Muitas vezes pensamos que as coisas estão indo mal e, quando imaginamos que chegamos ao fim do poço, elas ainda pioram. Nessas situações tendemos a nos angustiar profundamente.

Nem sempre a nossa fé triunfa em nossas angústias

            Com frequência não nos é possível compreender a nossa situação de dor e angústia. Mais ainda: nem sempre nos parece possível manter a nossa fé em Deus nas angústias. Não estou dizendo que perdemos a fé; o que percebo é que o difícil é manter a nossa fé subjetivada: crer e viver, comportar-se, responder em consonância com esta fé. A nossa fé nem sempre triunfa de modo existencial durante as nossas tribulações.

            O fato, é que mesmo administrando a história por meio de homens, Deus continua no controle sobre todos os povos e o faz, com retidão. A sua reta vontade prevalecerá sempre.

Governo reto: o mal sob o governo de Deus

            O governo soberano de Deus é reto, com equidade, com direito e de forma suave. Os solavancos na história devem-se à rebeldia do homem que deseja subverter o justo governo de Deus. Daí, muitas vezes, as guerras, fome, pestes, epidemias, exploração e injustiças sociais. O governo de Deus é suave e justo.

Calvino comenta:

Deus se assenta supremo, mesmo quando os ímpios triunfam em seus sucessos, ou quando os justos são tripudiados sob os pés da insolência, e que vem o dia quando arrancará o cálice dos prazeres das mãos de seus inimigos e alegrará o coração de seus amigos, livrando-os de suas mais profundas angústias.[3]

            Não pensemos que o mal não esteja sob o governo soberano de Deus dentro de seus propósitos eternos.

O mundo não está entregue à própria sorte. Deus o governa. Ainda que não percebamos a todo momento sinais desse governo, podemos descansar seguros, certos de que a esperança do aflito não se há de frustrar para sempre.[4] O para sempre é dentro de uma perspectiva totalmente humana.

Na realidade, pela ótica divina, que é a verdadeira, a esperança do aflito, depositada nas promessas de Deus nunca se frustra. Podemos nos frustrar com os nossos sonhos e anseios, porém, nunca com as promessas de Deus.

            Os seus retos e santos juízos permeiam toda a Terra. Nada ficará de fora

Caráter missionário

            Como a realeza de Deus sobre todas as coisas é um fato, há na visão dos salmistas a certeza de que o seu juízo também é sobre toda a criação, adquirindo um caráter temporal e escatológico. O nosso Deus não é de uma cultura, de um povo, das montanhas, dos mares ou dos ares, antes é o Rei sobre todas as coisas, visíveis e invisíveis. Como tal, juiz de todas as nações: Essa certeza era parte integrante do caráter missionário da igreja mesmo no Antigo Testamento:

             “Reina o SENHOR. Ele firmou o mundo para que não se abale e julga (!yD) (diyn) os povos com equidade” (Sl 96.10).

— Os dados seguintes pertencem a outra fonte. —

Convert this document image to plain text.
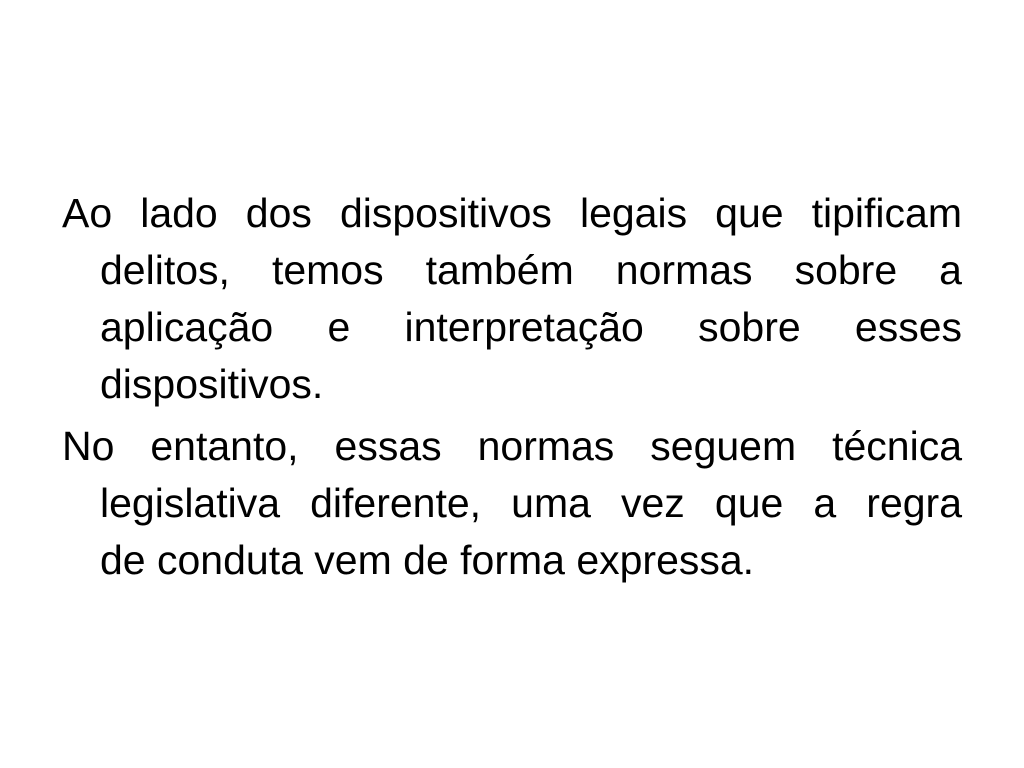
Ao lado dos dispositivos legais que tipificam
delitos, temos também normas sobre a
aplicação e interpretação sobre esses
dispositivos.
No entanto, essas normas seguem técnica
legislativa diferente, uma vez que a regra
de conduta vem de forma expressa.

                “Na presença do SENHOR, porque vem, vem julgar a terra; julgará o mundo com justiça e os povos, consoante a sua fidelidade” (Sl 96.13/Sl 98.9).[5]

Comentando o Salmo 96, Calvino sustenta que:

O salmista está exortando o mundo inteiro, e não apenas os israelitas, ao exercício da devoção. Isso não poderia ser efetuado, a menos que o evangelho fosse universalmente difundido como meio de comunicar conhecimento de Deus. (…) O salmista notifica, consequentemente, que o tempo viria quando Deus erigiria seu reino no mundo de uma maneira totalmente imprevista. Ele notifica ainda mais claramente como ele procede, ou, seja: que todas as nações partilhariam do favor divino. Ele convoca a todos a anunciarem sua salvação e, desejando que a celebrassem dia após dia, insinua que ela não era de uma natureza transitória ou evanescente, mas que duraria para sempre.[6]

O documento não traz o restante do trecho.